The "Season's Greetings" banner hung across South Florissant Road in Ferguson, Missouri is a far smaller piece of incongruity than the Christmas truce on the Western Front in World War I a century ago. But it provides a contemporary reminder of the contrast between our ideals and our treatment of one another.
The failure last week of a Ferguson grand jury to indict Officer Darren Wilson in the August shooting death of Michael Brown was criticized by several LGBT groups, including the National Black Justice Coalition, National LGBTQ Task Force, Human Rights Campaign, National Center for Lesbian Rights, Lambda Legal, Metropolitan Community Churches, Gay-Straight Alliance Network, National Center for Transgender Equality, and PROMO, the statewide LGBT group in Missouri.
If gay advocacy for you is a joyful progression from understanding to understanding, you might think the story would end with these groups deploring another black son being missing from another Thanksgiving table. You would be wrong. Here is a sampling from Twitter. @HRC: "HRC expresses disappointment after grand jury fails to bring Michael Brown shooting case to trial." @nyctrojan69: "@HRC you just lost my donations. Stick to what you know! I will never donate to you again." @jowierey: "@nyctrojan69 @HRC bye bitch! They don't need yo money!" (This last comment may be true, but don't expect to see it as a new HRC slogan.)

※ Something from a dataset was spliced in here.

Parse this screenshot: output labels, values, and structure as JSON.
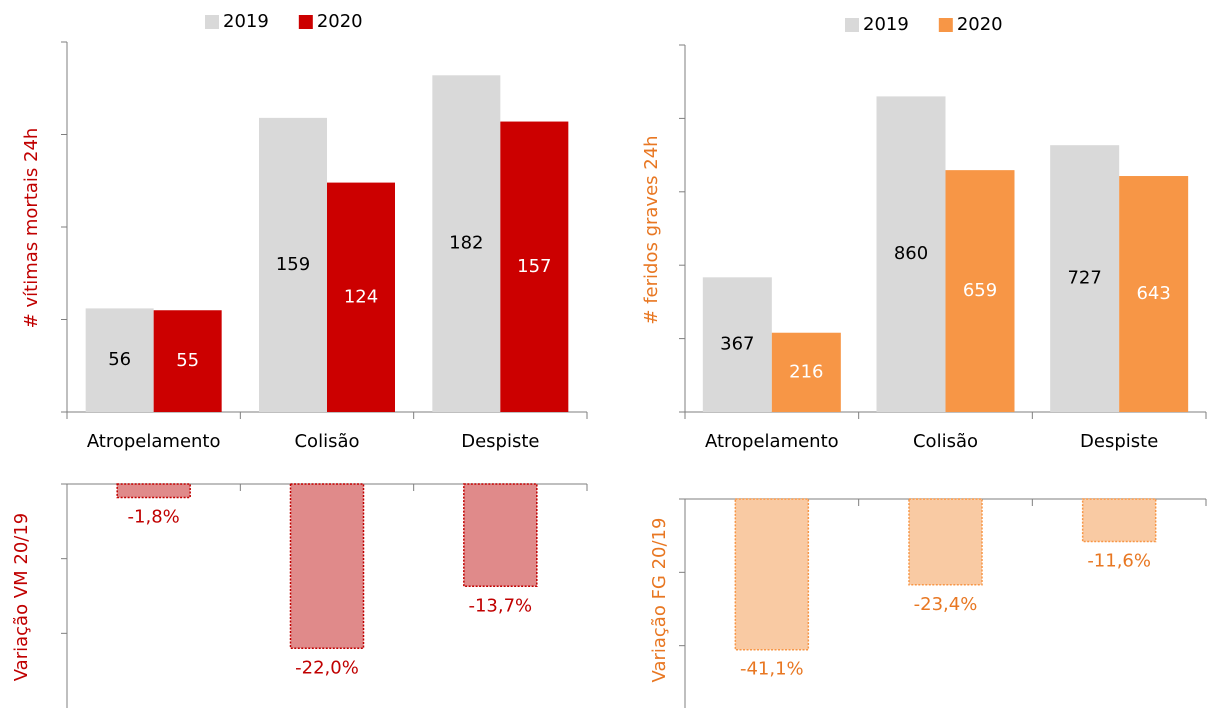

What is the fuss about? Succinctly: A police officer who was more an occupier than a protector used deadly force to subdue a jaywalker, then prosecutors presented the case for his defense.
As protests sprang up across the nation and overseas last week, Wilson resigned from the force. St. Louis County police shut down a vigilante operation by the Oath Keepers militia. Twenty-year-old Deandre Joshua was murdered during the unrest on the night of November 24. When President Obama said after the grand jury announcement, "[T]here are still problems and communities of color aren't just making these problems up," reactions from the right would make you think he had torched a storefront.
Carlton Lee, Michael Brown Sr.'s pastor, received dozens of racist death threats in recent weeks, and his church, far from the riots, was burned down as he was off trying to keep the peace. Vowing to rebuild at a Sunday service beside the ruins, he urged love in response to the haters.
It is an old struggle. Frederick Douglass, speaking in 1852 on the meaning of the Fourth of July to a slave, accused America of "crimes which would disgrace a nation of savages." The catalog runs from slavery to the ethnic cleansing of Native Americans to the rapacity of robber barons. Extrajudicial killings of young black men by police are ongoing. The desire for payback is perfectly natural; but we must choose between seeking revenge and building our country.
Any building, however, must be done on a foundation of truth. Here are some disturbing details that we must confront: Wilson describing Brown as a demon, as if he could bounce bullets off his body. Police leaking falsified evidence, including a convenience store security video edited to delete the part where Michael Brown paid for his cigarillos. Fox News falsely reporting that Wilson suffered a fractured eye socket. An assistant DA giving the Grand Jury a law on police use of force that was ruled unconstitutional by the Supreme Court in 1985.
The haters portray the protesters as all looters and rioters despite extensive efforts by community leaders and ministers to keep the peace. Echoing their peers in Ferguson, the Council of Elders of Metropolitan Community Churches wrote, "Humanity has the power to do great good. Systemic racism can be dismantled. The Berlin wall was toppled. Apartheid was overthrown. Nazi Germany was defeated. Slavery was stopped. Systems of oppression are constructed by human beings and can be deconstructed by human beings. Will it be easy? No, but like every good thing we work for, it will be worth the effort. Our only regret will be that we did not act more quickly."
The LGBT groups do not have to speak for everyone. All lives matter, and so do our voices.